Ele não descarta a possibilidade de o PSOL aderir à federação partidária, mas enfatizou que essa adesão não seria com o objetivo de driblar a cláusula de barreira. O mecanismo foi aprovado recentemente pelo Congresso e permite a união de partidos que têm afinidade programática para disputarem a eleição e atuarem, durante o mandato, como uma só legenda.

Bancada do PSOL na Câmara eleita em 2018 (Foto: Divulgação)
Bancada do PSOL na Câmara eleita em 2018 (Foto: Divulgação)

“A gente tem que ficar atento à cláusula, porque ela é uma ameaça permanente, constante aos partidos ideológicos, mas a gente só faria uma federação se houvesse identidade política, programática, ideológica com algum partido, nunca faríamos uma federação só com o objetivo de superar a cláusula”, diz Medeiros.

O presidente afirma também que, além de aumentar a bancada, o PSOL quer garantir a representatividade de setores tradicionalmente sub-representados, como mulheres, negros, indígenas, pessoas com deficiência e a comunidade LGBTQIA+.

“Isso se faz financiando adequadamente as campanhas, se faz também ao abrir espaços de poder das instâncias partidárias. Hoje nossas instâncias têm 50% de mulheres e pelo menos 30% de negros e negras.

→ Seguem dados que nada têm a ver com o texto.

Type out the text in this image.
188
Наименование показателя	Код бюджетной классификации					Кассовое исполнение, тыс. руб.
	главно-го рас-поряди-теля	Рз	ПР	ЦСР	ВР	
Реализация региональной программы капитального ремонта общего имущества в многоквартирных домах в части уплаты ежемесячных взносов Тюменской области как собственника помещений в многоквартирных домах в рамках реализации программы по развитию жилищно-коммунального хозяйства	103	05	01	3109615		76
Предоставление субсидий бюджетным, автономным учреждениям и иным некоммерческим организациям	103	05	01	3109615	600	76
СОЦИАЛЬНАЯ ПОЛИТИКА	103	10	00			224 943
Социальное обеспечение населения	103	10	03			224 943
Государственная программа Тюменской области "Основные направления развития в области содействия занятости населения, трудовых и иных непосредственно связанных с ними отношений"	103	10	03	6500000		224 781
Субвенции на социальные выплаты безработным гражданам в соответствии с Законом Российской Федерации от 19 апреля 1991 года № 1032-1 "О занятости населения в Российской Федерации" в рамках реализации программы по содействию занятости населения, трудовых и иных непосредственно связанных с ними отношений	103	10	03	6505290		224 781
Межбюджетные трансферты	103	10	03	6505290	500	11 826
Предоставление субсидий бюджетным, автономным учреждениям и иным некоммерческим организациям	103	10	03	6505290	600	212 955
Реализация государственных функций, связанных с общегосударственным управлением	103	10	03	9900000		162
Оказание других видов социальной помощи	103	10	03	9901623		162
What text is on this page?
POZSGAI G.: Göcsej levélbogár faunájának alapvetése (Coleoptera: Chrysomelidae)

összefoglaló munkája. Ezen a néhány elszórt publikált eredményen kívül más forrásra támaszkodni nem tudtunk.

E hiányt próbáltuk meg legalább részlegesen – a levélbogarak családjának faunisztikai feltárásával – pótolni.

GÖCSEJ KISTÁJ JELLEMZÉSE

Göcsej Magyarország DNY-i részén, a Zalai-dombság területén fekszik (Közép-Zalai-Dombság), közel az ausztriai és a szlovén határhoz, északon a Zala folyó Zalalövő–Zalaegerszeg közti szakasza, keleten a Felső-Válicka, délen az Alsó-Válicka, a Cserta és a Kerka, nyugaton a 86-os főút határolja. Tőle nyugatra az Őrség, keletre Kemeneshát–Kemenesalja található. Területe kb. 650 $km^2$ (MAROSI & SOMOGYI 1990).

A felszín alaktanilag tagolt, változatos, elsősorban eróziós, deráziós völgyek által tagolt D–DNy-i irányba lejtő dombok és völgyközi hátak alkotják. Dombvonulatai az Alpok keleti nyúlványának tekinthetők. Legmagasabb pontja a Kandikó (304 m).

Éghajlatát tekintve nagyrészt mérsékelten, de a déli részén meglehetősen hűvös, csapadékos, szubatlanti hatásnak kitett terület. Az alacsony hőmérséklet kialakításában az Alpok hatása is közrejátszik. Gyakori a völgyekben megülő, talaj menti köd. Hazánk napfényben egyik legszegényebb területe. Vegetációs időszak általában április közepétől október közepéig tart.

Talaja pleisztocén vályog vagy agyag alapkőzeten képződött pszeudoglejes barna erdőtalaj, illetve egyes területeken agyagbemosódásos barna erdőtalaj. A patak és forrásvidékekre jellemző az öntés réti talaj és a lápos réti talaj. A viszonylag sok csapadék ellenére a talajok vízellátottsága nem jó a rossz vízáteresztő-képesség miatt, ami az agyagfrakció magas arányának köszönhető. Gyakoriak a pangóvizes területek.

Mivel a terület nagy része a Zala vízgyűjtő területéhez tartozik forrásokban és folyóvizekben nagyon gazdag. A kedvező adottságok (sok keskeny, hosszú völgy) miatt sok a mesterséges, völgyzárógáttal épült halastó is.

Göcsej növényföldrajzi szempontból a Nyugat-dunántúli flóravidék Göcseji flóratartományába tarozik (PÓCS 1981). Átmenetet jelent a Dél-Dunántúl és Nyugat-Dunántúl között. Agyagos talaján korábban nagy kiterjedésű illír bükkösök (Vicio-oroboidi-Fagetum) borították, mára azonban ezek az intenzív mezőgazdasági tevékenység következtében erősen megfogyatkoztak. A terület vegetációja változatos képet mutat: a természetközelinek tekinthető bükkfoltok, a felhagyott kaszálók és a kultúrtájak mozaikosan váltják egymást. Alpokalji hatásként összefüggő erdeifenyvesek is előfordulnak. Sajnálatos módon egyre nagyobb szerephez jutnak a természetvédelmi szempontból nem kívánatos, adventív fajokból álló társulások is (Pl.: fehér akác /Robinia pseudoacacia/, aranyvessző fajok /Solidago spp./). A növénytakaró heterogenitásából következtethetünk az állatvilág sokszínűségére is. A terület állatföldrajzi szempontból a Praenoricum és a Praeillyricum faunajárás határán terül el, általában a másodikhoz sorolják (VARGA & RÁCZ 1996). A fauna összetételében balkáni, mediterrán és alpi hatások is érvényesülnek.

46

Fomos ao Supremo Tribunal Federal para garantir que os demais partidos reservassem recursos do fundo eleitoral para financiar candidaturas negras. Então para a gente é muito importante, não basta uma bancada combativa, não basta uma bancada comprometida com os direitos sociais, essa bancada também tem que ter a cara do povo brasileiro”, finaliza.

PSOL cobra explicações do ministro Paulo Guedes

Como um dos principais partidos da oposição ao governo de Jair Bolsonaro, o PSOL reagiu duramente às notícias de que o ministro da Economia, Paulo Guedes, fundou uma empresa fora do território brasileiro para proteger sua fortuna. O partido foi um dos articuladores para a convocação do ministro à Câmara para explicar os recursos.

Documentos obtidos pela Pandora Papers, projeto do Consórcio Internacional de Jornalistas Investigativos, revelaram também que o presidente do Banco Central, Roberto Campos Neto, abriu offshore em paraíso fiscal.

Ao Yahoo!, Juliano Medeiros considerou muito graves as denúncias e cobrou investigação e punição aos dois agentes públicos.

“Em qualquer país sério, nem o presidente do Banco Central, nem o Ministro da Economia durariam vinte e quatro horas nos seus cargos. Eles teriam que ser demitidos por um presidente sério para se defender“, avalia.

“As acusações são muito graves. Não porque os agentes públicos não têm o direito de ter seus negócios privados, mas porque Paulo Guedes foi um dos beneficiados diretos pela política cambial, pela política de desvalorização do real. Gente que tem dólares em um paraíso fiscal, quando um dólar se valoriza, passa a ganhar sem fazer esforço”.

“É pedagógico para o país quando poderosos, especialmente aqueles que cometem crimes de colarinho branco como parece que é o caso do ministro da economia e do presidente do Banco Central, respondam por seus crimes. Nós defendemos a mais rigorosa investigação e apuração e, se necessário, a punição pelos crimes financeiros que possam ter sido prometidos por esses dois indivíduos”, afirma.